In looking at the landscape around Iceland–volcanic, barren, remote, sparsely populated–it is abundantly clear that if ever there was a place on earth where elves could exist, this would be the place. The landscape is like the setting for a fairy tale…other worldly. One can just imagine the little “hidden” people, as the Icelanders call them, hanging out in such places and creating their mythical mischief. From mysteriously halting construction projects (true) to breaking the fall of a little boy from a cliff that surely would have resulted in injuries, yet he had not a scratch. According to legend, the boy reported seeing “little hands” reach out to break his fall. The belief in the existence of elves seems to be more widely accepted than you might think.

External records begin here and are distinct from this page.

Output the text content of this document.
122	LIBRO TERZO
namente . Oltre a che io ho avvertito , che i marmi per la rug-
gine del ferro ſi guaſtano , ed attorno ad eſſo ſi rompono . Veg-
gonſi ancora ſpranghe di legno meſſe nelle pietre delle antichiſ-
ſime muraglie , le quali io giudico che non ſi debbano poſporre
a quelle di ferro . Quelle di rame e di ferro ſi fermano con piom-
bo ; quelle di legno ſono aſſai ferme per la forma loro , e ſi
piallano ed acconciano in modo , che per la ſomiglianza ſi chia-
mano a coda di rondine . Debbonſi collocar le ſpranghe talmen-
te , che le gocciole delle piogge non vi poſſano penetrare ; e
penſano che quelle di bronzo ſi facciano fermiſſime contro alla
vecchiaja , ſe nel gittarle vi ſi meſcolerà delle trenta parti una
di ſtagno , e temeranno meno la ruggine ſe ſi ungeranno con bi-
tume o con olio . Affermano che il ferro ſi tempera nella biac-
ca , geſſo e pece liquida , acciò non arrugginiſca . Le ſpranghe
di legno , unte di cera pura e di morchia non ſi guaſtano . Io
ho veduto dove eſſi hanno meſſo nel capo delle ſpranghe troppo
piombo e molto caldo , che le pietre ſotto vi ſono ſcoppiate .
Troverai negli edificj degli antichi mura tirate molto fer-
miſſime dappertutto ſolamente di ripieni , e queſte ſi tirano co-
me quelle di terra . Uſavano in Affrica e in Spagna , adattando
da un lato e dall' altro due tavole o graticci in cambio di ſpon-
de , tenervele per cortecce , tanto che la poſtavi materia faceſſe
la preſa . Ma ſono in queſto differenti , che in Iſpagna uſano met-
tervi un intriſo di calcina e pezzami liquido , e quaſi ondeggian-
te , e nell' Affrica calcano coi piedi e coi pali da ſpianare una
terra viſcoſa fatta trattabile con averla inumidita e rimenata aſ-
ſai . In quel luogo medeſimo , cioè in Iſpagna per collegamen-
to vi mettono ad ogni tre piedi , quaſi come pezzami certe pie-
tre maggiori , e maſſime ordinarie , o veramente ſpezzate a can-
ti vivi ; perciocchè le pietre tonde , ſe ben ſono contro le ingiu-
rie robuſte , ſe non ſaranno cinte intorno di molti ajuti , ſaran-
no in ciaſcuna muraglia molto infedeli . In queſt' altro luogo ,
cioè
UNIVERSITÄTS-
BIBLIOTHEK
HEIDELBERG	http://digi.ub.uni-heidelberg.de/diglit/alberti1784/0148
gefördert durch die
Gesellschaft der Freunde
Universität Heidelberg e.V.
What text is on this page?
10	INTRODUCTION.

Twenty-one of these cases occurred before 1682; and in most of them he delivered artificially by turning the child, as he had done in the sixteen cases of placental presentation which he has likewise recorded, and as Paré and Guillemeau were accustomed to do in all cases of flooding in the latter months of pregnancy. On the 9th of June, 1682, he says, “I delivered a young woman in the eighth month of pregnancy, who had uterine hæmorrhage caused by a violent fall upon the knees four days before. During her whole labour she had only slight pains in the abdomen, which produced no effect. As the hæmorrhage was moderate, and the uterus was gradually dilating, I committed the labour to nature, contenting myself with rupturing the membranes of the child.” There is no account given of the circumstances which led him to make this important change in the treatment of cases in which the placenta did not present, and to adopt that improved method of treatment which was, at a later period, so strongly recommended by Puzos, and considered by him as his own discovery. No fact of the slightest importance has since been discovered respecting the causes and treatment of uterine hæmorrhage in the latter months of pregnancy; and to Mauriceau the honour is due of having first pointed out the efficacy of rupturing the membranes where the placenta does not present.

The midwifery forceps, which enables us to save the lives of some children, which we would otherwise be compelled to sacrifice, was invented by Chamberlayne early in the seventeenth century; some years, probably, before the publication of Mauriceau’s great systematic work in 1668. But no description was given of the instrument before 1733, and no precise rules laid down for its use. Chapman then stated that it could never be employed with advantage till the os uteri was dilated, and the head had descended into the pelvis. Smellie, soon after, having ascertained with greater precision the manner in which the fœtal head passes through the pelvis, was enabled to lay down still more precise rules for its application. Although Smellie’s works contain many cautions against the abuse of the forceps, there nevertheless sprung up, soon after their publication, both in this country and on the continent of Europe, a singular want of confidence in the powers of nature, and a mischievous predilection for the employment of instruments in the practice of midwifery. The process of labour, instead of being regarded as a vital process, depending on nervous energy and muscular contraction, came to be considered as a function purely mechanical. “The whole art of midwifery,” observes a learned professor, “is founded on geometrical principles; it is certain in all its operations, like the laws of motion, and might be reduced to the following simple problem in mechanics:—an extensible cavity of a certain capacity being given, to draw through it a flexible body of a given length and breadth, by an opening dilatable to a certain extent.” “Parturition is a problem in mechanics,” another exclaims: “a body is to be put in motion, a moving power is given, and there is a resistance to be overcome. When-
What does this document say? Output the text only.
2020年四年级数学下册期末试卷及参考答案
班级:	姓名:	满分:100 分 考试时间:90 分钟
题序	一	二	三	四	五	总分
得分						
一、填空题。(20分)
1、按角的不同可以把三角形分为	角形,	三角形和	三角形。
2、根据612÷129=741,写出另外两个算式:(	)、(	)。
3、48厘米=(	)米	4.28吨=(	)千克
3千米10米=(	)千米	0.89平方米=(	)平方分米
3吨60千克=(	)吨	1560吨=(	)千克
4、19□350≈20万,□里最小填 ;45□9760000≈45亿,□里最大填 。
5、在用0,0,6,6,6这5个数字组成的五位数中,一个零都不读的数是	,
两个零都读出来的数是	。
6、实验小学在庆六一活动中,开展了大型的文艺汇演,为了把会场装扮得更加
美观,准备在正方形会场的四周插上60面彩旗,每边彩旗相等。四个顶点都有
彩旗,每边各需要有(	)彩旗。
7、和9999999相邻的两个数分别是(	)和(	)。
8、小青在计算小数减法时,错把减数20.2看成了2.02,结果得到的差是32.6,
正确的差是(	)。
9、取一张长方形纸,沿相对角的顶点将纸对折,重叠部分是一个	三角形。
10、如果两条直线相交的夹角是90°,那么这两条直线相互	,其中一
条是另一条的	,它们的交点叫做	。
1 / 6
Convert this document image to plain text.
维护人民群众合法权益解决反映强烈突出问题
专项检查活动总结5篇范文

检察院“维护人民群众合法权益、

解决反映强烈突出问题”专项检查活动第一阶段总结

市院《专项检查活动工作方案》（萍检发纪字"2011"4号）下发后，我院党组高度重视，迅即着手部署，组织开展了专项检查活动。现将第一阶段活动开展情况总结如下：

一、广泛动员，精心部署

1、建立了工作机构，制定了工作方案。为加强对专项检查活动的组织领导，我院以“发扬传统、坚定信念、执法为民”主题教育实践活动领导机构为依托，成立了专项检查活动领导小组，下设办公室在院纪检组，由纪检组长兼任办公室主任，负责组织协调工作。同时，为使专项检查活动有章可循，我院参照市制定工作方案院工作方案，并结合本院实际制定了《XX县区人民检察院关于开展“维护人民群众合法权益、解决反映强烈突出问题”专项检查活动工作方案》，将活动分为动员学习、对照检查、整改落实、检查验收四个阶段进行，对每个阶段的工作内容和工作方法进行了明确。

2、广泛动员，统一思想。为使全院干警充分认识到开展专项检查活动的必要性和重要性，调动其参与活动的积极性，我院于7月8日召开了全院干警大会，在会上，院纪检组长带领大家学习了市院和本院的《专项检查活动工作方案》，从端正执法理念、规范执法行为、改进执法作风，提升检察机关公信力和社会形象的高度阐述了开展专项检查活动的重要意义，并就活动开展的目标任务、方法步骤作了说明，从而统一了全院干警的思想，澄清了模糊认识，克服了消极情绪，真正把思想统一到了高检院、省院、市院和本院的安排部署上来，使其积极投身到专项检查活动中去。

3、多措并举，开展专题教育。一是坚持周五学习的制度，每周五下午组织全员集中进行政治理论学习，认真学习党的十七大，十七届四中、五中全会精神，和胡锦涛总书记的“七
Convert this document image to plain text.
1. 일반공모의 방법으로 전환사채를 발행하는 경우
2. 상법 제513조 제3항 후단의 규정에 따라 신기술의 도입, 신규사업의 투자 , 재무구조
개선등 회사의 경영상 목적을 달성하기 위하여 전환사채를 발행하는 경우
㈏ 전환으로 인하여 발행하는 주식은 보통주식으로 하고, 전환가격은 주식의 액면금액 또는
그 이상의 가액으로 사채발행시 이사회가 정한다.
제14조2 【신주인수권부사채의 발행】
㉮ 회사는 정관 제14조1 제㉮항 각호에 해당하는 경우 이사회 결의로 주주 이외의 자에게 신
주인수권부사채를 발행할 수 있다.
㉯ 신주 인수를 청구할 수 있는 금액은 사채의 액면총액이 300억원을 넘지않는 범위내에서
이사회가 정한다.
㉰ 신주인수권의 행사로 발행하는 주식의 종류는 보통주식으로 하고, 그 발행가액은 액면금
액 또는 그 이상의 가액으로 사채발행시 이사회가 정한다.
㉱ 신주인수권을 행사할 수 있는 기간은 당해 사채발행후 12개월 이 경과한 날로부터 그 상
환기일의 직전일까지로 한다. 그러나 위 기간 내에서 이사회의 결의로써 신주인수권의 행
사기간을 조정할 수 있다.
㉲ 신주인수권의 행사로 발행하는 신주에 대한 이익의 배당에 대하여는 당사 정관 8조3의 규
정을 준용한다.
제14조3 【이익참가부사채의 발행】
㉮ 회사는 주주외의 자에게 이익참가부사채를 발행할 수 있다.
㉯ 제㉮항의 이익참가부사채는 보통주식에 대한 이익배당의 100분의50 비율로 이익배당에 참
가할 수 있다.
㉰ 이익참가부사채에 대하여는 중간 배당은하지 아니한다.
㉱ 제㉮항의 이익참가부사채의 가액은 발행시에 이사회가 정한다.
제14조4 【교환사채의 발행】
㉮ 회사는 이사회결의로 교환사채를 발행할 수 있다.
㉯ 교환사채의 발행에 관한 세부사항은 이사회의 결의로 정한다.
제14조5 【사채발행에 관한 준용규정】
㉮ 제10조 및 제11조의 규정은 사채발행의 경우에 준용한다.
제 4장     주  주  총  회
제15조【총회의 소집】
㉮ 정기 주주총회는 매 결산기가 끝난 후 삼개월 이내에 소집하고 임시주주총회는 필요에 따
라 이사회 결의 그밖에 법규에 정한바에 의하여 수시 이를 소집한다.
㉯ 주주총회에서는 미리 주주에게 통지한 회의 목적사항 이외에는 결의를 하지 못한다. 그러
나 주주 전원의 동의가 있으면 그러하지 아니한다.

No joke. There are actually road signs to warn you about elves. If the pie chart above can be believed, 37% of Icelanders think that elves are a possibility, 17% deem them likely, and 8% think there definitely are elves. That’s 62% that are somewhere in the vicinity of thinking that a trip to Rivendell, the home of the Elf King Elrond in The Hobbit and Lord of the Rings, is a possible excursion.
The girls in the picture look like the kind of elves you might find in the hills of Iceland. Of course, with those ears, they also look like they could be Vulcans, related to Spock, and have just come from a Star Trek Convention. You’ll have to be the judge or go visit Iceland in search of the little “hidden” people yourself.